Cuando llega el turno del bagel ya casi no puedo probar un bocado más. Eso sí, me quedo totalmente fascinado con el yogur helado, al que sospecho voy a aficionarme más a menudo este verano. La idea era desayunar fuerte para no necesitar comer más hasta estar en casa, y creo que lo hemos conseguido.

Nuestros últimos momentos en Madrid los acompaña un día totalmente primaveral, con cielo azul radiante y una temperatura agradable para quitarse la ropa de abrigo. Para evitar coger más transportes, decidimos despedirnos de la capital desde un banco en la Plaza de Colón, en un pequeño parque habilitado sobre el Teatro Fernán Gómez. Pasamos un rato agradable con el Paseo de la Castellana libre de tráfico a nuestros pies.

  • Los últimos minutos en Madrid

Poco más queda que hacer: subir a la habitación, cepillarse los dientes, recoger el equipaje y tramitar la salida del hotel. Hay que poner rumbo a Barajas.
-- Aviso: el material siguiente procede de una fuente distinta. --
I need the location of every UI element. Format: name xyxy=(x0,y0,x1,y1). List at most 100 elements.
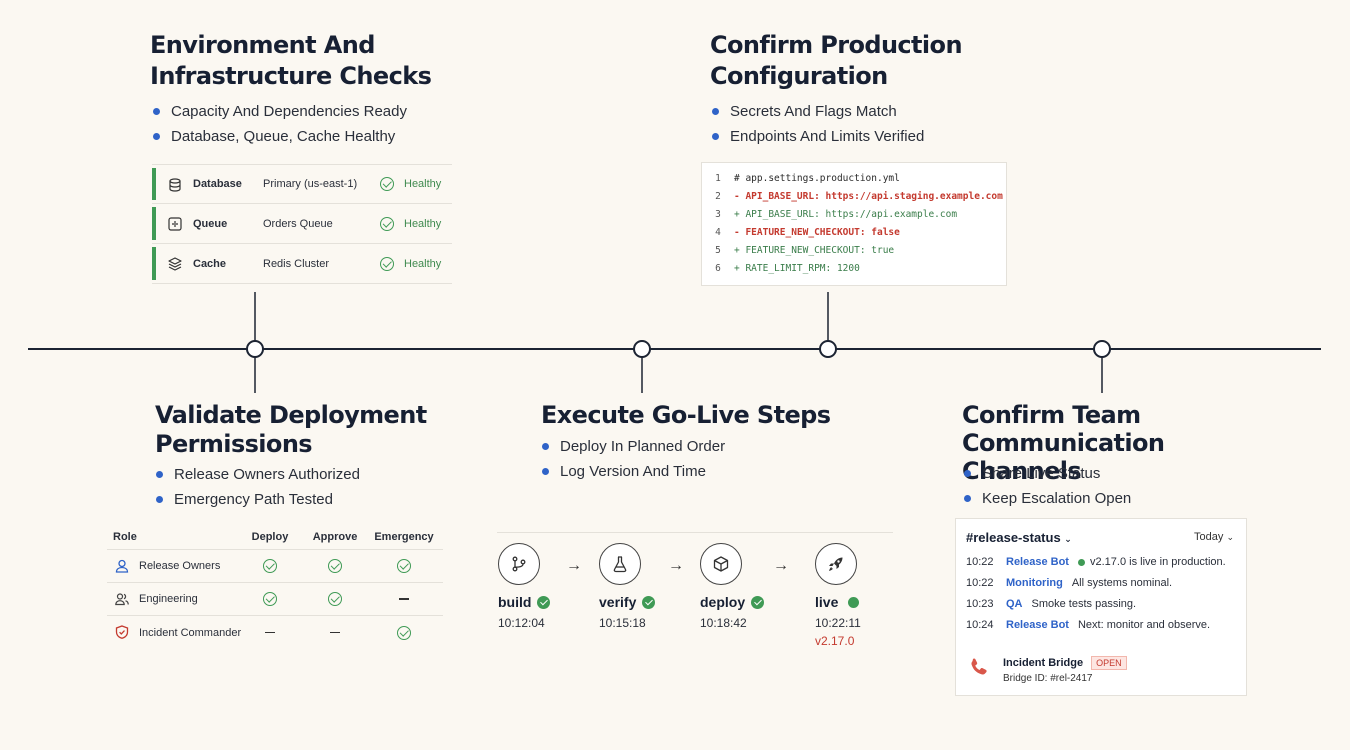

Nos encontramos una pequeña y desagradable sorpresa al acceder al metro. El abono turístico, que nos hubiera validado el trayecto hasta Barajas, tiene una duración de 3 días pero medida de forma poco rigurosa, así que aunque no hayan pasado 72 horas desde que lo compramos ya está caducado. Debido a ello pagamos la novatada de comprar otra vez billetes simples con suplemento para Barajas, otros 9€ que apuntar en la columna de gastos.

Del metro a la cola de embarque sin mayores incidencias. Últimamente me encuentro amigos y compañeros de trabajo por todas partes, y rizar el rizo es encontrarme a un colega de la oficina mientras espero a que Ryanair inicie el embarque.

Durante el vuelo, el personal de la compañía se queda sin cambio para una señora que se ha comprado un café y pregunta por megafonía si alguno de los pasajeros puede canjear un billete de 50 euros. Como remate final, el clásico mensaje de apagar los dispositivos electrónicos va acompañado con un “todos los Iphone, Ipad, Ipod y demás ‘ai’ deben apagarse”.

Ha pasado alrededor de hora y media cuando la furgoneta de Park & Fly nos recoge a la salida de la terminal de Son Sant Joan para dejarnos en las oficinas de la compañía. Allí me cobran 20€ por los cuatro días (no completos) que el coche ha pasado aparcado. Menos gracia me hace que, al contrario de lo anunciado en su web, no han aprovechado ese tiempo para pasarlo por el túnel de lavado.

Llegamos a casa pasado el mediodía, 3 días y medio después de que madrugáramos para disfrutar de la gran ciudad. Y creo que lo hemos conseguido.